The Federal Reserve's Crony CapitalismSubmitted by bobbyw24 on Mon, 02/06/2012 - 08:57
The Federal Reserve’s decision to release forecasts for short-term interest rates is supposed to clarify monetary policy and reassure the public. By keeping the federal funds rate close to zero for three more years, and switching from shorter to longer-term securities, the Fed hopes to spur investment and growth. The problem is that manipulating interest rates and allocating credit to favored parties fosters crony capitalism, not market liberalism.

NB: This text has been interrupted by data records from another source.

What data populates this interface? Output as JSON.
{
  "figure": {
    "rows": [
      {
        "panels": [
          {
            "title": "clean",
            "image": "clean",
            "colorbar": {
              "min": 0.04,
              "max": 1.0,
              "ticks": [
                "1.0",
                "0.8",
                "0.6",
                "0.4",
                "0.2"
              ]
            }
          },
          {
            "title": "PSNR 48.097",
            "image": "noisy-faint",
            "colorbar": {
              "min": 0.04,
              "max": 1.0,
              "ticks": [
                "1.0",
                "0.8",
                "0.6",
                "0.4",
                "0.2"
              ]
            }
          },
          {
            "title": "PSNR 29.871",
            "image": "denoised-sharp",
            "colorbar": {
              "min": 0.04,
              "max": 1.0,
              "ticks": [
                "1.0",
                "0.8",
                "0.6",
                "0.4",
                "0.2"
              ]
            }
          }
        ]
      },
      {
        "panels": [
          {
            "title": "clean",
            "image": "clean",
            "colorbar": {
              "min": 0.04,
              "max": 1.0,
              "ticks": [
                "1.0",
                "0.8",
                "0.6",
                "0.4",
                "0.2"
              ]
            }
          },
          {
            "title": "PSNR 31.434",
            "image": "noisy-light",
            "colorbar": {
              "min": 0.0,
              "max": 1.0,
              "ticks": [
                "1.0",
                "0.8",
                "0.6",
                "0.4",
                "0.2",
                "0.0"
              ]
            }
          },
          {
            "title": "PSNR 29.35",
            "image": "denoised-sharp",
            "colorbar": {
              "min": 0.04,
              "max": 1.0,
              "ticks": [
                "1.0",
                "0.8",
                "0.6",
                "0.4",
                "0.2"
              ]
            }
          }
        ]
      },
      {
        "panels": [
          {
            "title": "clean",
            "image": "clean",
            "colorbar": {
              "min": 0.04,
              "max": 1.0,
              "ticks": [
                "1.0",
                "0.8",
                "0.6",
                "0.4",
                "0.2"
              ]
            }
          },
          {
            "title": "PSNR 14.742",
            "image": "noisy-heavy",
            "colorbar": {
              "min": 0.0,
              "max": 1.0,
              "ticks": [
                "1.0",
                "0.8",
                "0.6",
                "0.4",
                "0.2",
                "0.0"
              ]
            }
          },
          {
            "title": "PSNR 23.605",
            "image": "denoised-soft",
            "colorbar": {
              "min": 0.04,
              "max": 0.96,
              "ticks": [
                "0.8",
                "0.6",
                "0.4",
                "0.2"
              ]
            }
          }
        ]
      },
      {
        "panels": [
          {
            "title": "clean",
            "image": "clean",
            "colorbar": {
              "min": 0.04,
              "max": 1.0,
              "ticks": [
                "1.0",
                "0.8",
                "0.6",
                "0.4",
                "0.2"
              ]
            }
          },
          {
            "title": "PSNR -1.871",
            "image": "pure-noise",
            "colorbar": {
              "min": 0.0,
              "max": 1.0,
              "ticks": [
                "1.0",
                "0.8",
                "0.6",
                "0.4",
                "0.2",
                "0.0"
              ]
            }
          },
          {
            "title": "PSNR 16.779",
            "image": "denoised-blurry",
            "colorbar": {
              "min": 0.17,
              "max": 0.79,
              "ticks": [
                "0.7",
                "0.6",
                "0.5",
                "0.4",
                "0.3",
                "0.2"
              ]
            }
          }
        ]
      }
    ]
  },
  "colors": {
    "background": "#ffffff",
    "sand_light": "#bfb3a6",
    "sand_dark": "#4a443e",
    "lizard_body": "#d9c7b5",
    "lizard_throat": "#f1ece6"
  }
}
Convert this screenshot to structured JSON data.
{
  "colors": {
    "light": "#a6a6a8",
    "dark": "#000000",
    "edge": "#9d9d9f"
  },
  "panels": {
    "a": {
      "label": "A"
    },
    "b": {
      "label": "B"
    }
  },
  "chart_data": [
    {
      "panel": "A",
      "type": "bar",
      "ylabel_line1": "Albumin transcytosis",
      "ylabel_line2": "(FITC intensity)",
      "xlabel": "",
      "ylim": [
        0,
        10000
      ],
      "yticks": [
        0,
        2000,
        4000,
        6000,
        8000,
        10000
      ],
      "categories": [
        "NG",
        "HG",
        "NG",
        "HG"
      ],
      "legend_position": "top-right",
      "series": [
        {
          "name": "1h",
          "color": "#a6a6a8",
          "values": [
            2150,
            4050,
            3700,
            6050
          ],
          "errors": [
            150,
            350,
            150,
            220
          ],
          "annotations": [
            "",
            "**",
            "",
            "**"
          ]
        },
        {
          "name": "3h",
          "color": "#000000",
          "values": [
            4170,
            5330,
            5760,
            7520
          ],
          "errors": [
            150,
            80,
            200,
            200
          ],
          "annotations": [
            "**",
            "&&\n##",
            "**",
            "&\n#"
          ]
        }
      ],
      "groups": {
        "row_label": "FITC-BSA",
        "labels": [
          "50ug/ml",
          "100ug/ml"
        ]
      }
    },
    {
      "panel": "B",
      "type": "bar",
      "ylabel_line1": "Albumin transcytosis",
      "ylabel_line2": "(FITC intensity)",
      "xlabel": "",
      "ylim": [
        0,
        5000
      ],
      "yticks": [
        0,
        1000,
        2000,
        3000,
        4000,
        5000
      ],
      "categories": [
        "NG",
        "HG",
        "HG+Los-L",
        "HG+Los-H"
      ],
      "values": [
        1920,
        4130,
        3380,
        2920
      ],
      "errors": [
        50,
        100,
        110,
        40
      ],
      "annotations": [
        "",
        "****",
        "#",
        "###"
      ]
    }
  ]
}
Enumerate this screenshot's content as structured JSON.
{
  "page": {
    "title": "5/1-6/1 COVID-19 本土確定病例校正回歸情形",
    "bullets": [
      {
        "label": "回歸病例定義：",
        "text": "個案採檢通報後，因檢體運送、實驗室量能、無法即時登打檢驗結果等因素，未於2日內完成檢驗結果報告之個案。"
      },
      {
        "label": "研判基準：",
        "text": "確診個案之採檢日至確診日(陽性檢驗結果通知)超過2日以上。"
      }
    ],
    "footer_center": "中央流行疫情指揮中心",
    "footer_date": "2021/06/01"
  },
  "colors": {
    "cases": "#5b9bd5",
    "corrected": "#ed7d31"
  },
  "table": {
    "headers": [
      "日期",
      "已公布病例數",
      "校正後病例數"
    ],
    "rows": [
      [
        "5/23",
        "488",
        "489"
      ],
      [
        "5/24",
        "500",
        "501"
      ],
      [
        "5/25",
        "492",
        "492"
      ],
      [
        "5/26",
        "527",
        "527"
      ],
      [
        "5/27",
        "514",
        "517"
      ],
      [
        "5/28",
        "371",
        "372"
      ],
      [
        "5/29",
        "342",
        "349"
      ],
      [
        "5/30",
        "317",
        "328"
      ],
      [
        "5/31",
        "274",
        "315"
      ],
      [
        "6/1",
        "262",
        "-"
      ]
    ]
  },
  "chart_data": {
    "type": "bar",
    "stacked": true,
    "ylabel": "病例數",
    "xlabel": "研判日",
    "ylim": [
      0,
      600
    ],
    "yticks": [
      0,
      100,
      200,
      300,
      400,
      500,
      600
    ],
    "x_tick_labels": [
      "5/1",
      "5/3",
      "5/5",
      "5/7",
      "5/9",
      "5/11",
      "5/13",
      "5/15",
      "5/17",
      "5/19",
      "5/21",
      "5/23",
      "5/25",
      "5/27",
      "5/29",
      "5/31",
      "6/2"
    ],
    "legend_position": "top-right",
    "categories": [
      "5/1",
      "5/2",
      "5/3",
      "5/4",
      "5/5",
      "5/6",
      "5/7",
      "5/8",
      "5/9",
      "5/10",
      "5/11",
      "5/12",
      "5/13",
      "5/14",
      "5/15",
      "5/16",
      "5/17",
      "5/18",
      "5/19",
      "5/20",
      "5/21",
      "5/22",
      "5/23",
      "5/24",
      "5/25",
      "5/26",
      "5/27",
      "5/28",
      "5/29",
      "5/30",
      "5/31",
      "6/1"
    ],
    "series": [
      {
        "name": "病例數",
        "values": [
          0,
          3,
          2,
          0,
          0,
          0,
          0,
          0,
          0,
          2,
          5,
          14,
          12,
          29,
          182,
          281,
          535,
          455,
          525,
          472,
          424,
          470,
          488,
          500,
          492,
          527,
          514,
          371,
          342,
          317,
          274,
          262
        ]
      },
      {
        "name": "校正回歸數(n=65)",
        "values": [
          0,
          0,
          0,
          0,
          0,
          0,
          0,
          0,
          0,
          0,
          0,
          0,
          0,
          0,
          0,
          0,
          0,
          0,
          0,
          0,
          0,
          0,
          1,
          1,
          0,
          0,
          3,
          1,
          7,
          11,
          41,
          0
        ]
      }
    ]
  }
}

Clarity in capital markets is not improved by distorting interest rates, which are relative prices. Nor is monetary policy improved by engaging in fiscal policy and the allocation of credit. Targeting inflation at 2 percent is 2 percent too much. Nominal interest rates should reflect real interest rates in a world of zero inflation, if they are to perform their function of allocating capital efficiently.
By pegging nominal interest rates at artificially low levels, the Fed is penalizing millions of people who have their assets in saving accounts or money market funds and are getting near zero nominal returns. With CPI inflation of 3 percent in 2011, the real rate on those assets is negative. The Fed’s low interest rate policy, designed to help fund big government and stimulate housing, is decapitalizing many households who do not want to take on more risky assets. Private virtue is being penalized by public vice.